Wednesday, October 21, 2009

THE NEW PHONEBOOK IS HERE!


Cognitive neuroscience's equivalent, that is... Gazzaniga's The Cognitive Neurosciences IV arrived in my mailbox a couple of weeks ago. I own Vol. I & II, never bothered to get III and now have IV because I've got a chapter in it for the first time. I guess that means I'm officially a cognitive neuroscientist.

My chapter notwithstanding, the volume is pretty impressive and contains a lot of useful papers. It is again divided into the usual sections, Development and Evolution, Plasticity, Attention, Sensation and Perception (with a whopping three auditory chapters, including one by new UCI Cog Sci faculty member, Virginia Richards), Motor Systems, Memory, Language (the section I'm least likely to read), Emotional and Social Brain, Higher Cognitive Functions (i.e., everything else, including two chapters on neuroeconomics), and Consciousness (i.e., stuff we REALLY don't understand).
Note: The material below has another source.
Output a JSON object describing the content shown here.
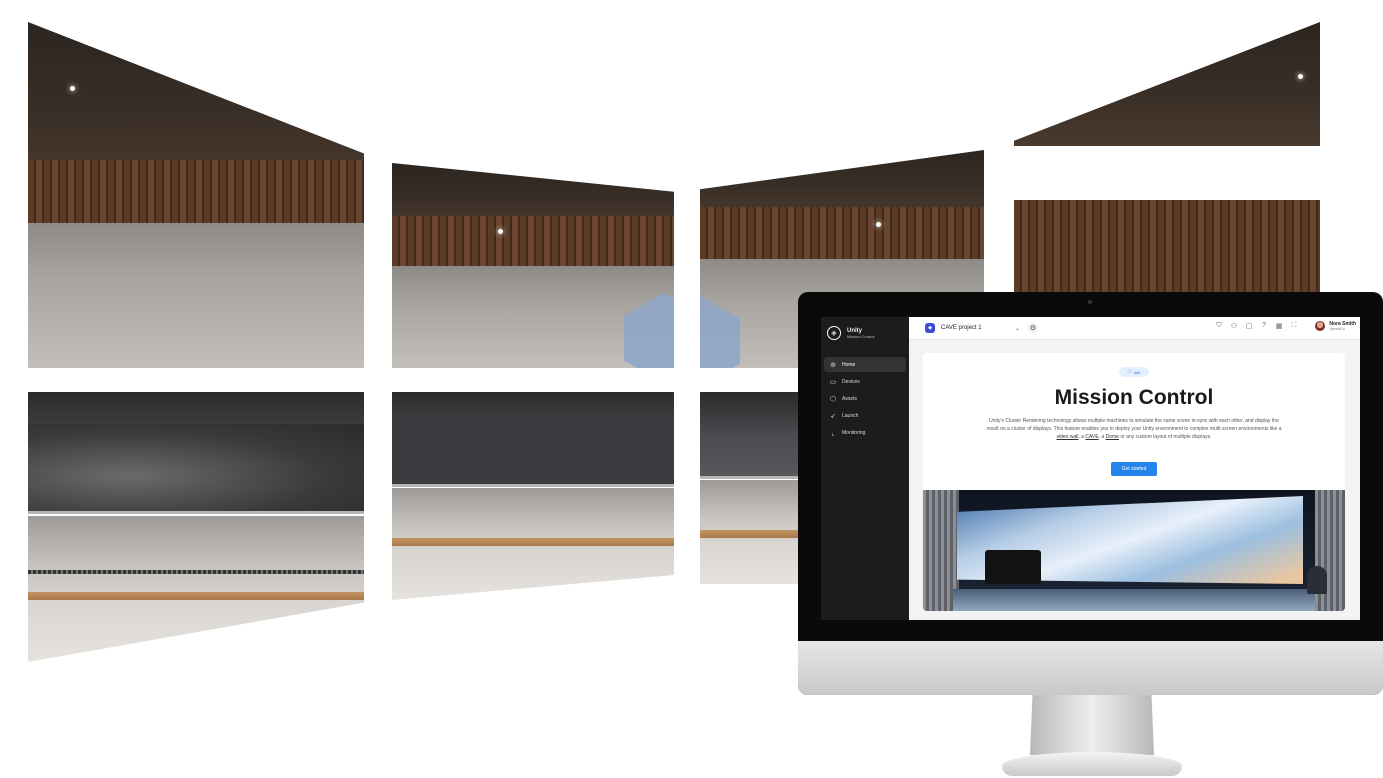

An 11th section is titled "Perspectives" and features, well, perspectives by senior investigators. I'm looking forward to reading Sheila Blumstein's chapter in this section.

The only chapter I've already read is Tim Griffiths and Co.'s piece on auditory objects. There is some useful information there, including what appears to be a new study on auditory sequence processing using fractal pitch stimuli (sounds cool anyway). Way too much discussion on dynamic causal modeling though which includes two large figures and three tables -- TMI Tim :-)
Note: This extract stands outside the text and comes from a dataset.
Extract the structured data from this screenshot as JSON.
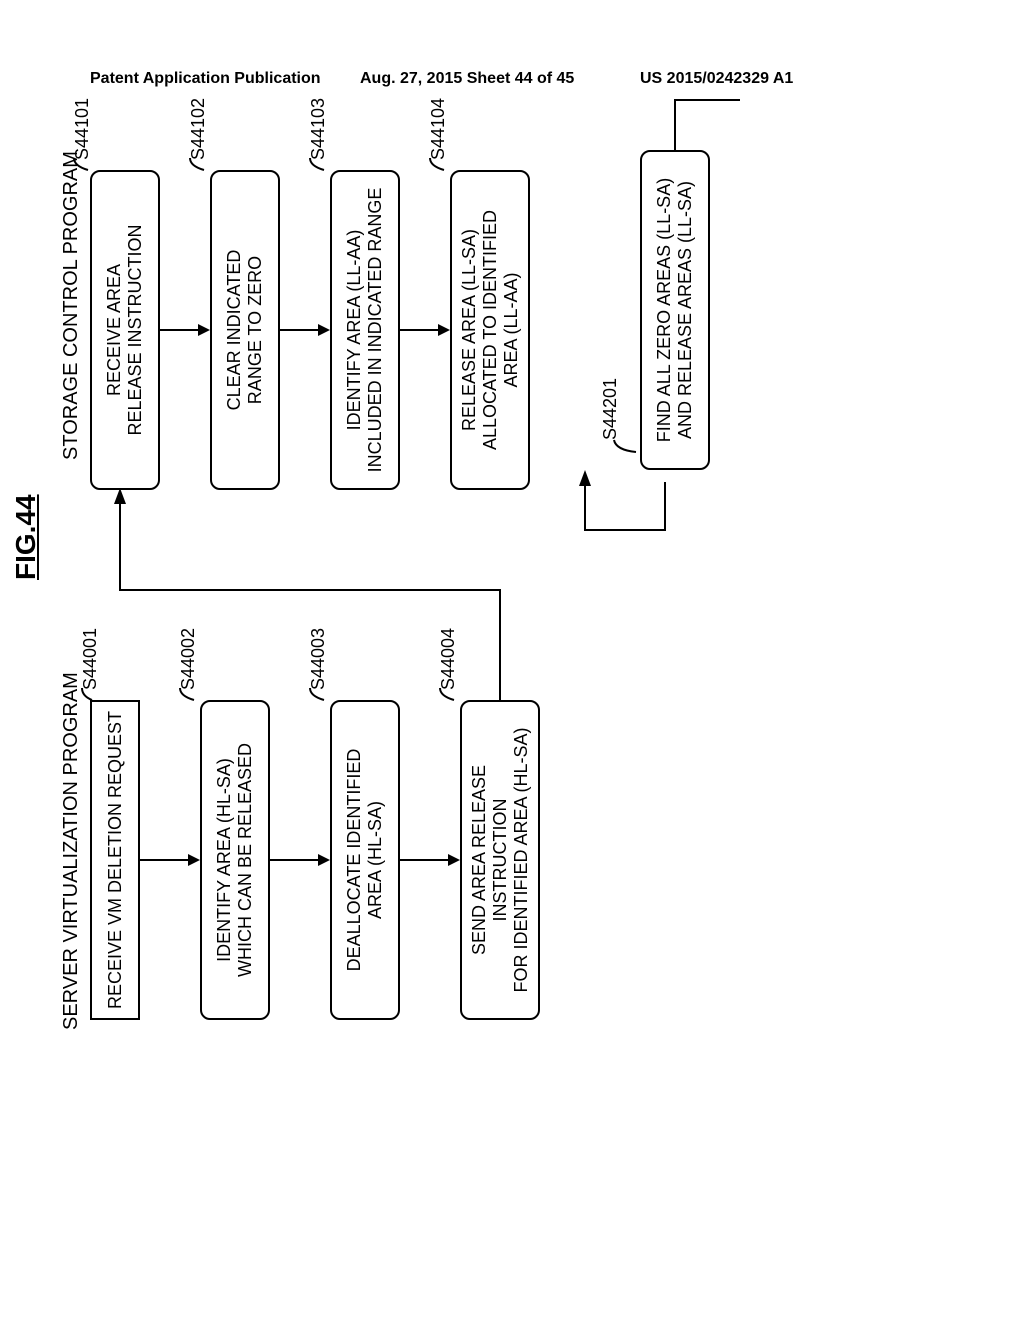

There are a number of papers that I will eventually read. Some on the top of my list include motor-related papers by Reza Shadmehr John Krakauer (Computational Neuroanatomy of Voluntary Motor Control) and by Grant Mulliken and Richard Andersen (Forward Models and State Estimation in Posterior Parietal Cortex). There's sure to be some information there that is relevant to speech.

The volume is definitely worth a look.